Glen T. Schumock, PharmD, MBA, PhD, and colleagues assessed trends in expenditures for oncology therapies in hospitals and clinics. The researchers examined the market share of the mail-order sector from 2003 to 2012 for capecitabine, temozolomide, and agents used to treat breast cancer (lapatinib), lung cancer (erlotinib and crizotinib), chronic myeloid leukemia (imatinib, dasatinib, nilotinib, and ponatinib), prostate cancer (bicalutamide, enzalutamide, and abiraterone), and renal cell carcinoma (axitinib, everolimus, pazopanib, sorafenib, and sunitinib). Theirfindings were published in The American Journal of Health-System Pharmacy.

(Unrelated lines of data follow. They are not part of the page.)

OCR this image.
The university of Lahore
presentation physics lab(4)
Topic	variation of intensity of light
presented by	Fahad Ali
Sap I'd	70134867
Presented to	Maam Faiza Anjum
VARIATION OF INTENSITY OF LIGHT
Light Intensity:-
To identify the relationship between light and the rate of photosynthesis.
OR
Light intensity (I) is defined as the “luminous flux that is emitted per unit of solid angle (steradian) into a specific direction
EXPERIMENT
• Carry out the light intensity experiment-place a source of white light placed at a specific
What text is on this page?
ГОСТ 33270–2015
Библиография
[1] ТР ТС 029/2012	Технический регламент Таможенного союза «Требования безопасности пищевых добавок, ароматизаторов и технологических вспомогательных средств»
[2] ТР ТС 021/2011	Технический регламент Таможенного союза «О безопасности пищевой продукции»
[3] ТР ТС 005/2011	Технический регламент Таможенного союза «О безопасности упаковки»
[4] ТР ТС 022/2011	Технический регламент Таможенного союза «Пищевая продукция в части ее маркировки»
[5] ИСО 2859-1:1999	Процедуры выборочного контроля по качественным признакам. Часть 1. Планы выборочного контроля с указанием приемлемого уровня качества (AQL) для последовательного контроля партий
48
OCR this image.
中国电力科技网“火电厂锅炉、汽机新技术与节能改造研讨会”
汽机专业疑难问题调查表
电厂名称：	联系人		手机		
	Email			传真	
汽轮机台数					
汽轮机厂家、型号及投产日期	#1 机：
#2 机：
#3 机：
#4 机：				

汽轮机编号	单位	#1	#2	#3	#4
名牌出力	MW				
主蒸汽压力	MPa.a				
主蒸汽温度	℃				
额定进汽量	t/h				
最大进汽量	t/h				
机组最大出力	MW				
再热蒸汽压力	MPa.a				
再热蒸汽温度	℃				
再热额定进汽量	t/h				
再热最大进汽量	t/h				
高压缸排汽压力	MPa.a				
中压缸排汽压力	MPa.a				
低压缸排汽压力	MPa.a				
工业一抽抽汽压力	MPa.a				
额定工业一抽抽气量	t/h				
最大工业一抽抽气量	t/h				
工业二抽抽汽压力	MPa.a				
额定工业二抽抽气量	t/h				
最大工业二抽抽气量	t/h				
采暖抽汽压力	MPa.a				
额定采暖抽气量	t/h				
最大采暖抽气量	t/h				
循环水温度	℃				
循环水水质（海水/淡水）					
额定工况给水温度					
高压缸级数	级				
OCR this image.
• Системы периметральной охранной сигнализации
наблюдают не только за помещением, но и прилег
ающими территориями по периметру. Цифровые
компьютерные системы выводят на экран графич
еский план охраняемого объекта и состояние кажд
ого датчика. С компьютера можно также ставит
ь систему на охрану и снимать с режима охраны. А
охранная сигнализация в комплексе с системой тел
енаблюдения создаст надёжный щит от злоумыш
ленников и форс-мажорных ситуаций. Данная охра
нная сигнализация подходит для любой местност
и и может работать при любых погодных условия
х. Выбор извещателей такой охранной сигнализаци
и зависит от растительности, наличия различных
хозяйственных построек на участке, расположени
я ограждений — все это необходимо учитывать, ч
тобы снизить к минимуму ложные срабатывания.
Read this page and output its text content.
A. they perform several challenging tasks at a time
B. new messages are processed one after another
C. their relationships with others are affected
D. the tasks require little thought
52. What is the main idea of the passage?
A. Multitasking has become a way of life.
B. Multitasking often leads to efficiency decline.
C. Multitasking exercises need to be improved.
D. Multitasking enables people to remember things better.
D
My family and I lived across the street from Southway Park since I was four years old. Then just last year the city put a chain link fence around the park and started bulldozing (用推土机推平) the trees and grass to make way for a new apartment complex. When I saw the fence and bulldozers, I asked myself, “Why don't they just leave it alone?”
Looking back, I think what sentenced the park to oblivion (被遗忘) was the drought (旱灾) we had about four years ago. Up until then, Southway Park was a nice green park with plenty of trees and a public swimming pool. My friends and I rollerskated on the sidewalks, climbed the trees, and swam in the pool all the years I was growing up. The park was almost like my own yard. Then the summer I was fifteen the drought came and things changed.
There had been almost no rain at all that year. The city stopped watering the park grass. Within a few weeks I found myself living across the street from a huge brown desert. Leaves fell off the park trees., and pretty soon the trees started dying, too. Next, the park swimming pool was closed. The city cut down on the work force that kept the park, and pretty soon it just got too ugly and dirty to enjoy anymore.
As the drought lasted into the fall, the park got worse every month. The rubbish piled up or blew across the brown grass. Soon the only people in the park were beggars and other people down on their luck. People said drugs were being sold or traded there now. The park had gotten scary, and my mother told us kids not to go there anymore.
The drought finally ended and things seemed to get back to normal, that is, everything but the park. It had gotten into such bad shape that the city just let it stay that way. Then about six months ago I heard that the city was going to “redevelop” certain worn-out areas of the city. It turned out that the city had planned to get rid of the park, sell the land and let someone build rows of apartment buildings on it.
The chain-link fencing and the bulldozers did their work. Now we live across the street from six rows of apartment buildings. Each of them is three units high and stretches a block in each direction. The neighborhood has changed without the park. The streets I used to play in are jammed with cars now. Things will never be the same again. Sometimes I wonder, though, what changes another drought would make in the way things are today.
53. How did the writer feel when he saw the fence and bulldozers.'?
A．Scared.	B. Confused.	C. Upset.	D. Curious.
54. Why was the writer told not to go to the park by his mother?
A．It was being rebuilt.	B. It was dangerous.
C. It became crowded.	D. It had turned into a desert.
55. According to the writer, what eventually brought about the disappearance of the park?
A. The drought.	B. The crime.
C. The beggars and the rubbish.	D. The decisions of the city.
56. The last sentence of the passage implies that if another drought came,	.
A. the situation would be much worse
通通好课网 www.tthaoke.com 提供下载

“Oncologists and hematologists are going to order and use what’s clinically appropriate,” said coauthor Edward Li, PharmD, BCOP, associate professor of Pharmacy Practice at the University of New England College of Pharmacy in Portland, Maine. “But it’s interesting to see which agents that were at the top of the expenditure list are now at the bottom, like oxaliplatin.”

In the clinic setting, substantially decreased expenditures for oxaliplatin and docetaxel were observed in 2013. They suggest that a contributing factor in decreased spending on oxaliplatin may be the reduction in the CMS-calculated average sales price in 2012, likely due to the availability of a generic product. Because oxaliplatin was the fourth highest antineoplastic drug expenditure for clinics in 2012, this change alone moderated the total growth of antineoplastic drug expenditures in 2013. The decrease in docetaxel expenditures is likely due to lower utilization, especially for prostate cancer indications, for which other therapies such as abiraterone are gaining favor.

Oral Oncolytics

Similar to trends in 2012, the authors report that the majority of new cancer agents introduced in 2013 (four out of five) were oral agents (afatinib, dabrafenib, ibrutinib, and trametinib) and thus unlikely to notably affect hospital or clinic expenditures, as they are not usually initiated during a patient’s hospital stay and are not administered by a practitioner in the outpatient clinic setting.

The study recommended that hospitals should recognize that the development of oral oncology agents is an ongoing trend, as is hospital management of oncology treatment decisions (which include oral therapies).2,3

Further, over the past decade, there was growth in expenditures on several important oral oncology agents within the mail-order distribution channel. This trend confirms the anecdotal sentiment that the distribution of oral oncology agents is being driven toward channels other than clinics and traditional retail pharmacies. The impact of this trend on health system pharmacy budgets is mixed.

The authors of the study concluded that pharmacy leaders will need to consider this paradigm shift as part of their plans for future clinical, professional, and distributive services and recognize that the traditional “buy-and-bill” model cannot be relied on to provide remuneration for the clinical services provided.


  1. 1. Cuckler GA, Sisko AM, Keehan SP et al. National health expenditure projections, 2012-22: slow growth until coverage expands and economy improves. Health Aff (Millwood). 2013; 32:1820—31.
  2. Schwartz RN, Eng KJ, Frieze DA et al. NCCN task force report: specialty pharmacy. J Natl Compr Canc Netw. 2010; 8(suppl 4):S1—12.
  3. Li E, Schleif R, Edelen B. Hospital management of outpatient oncology treatment decisions: a survey to identify strategies and concerns. J Oncol Pract. 2013; 9:e248—54.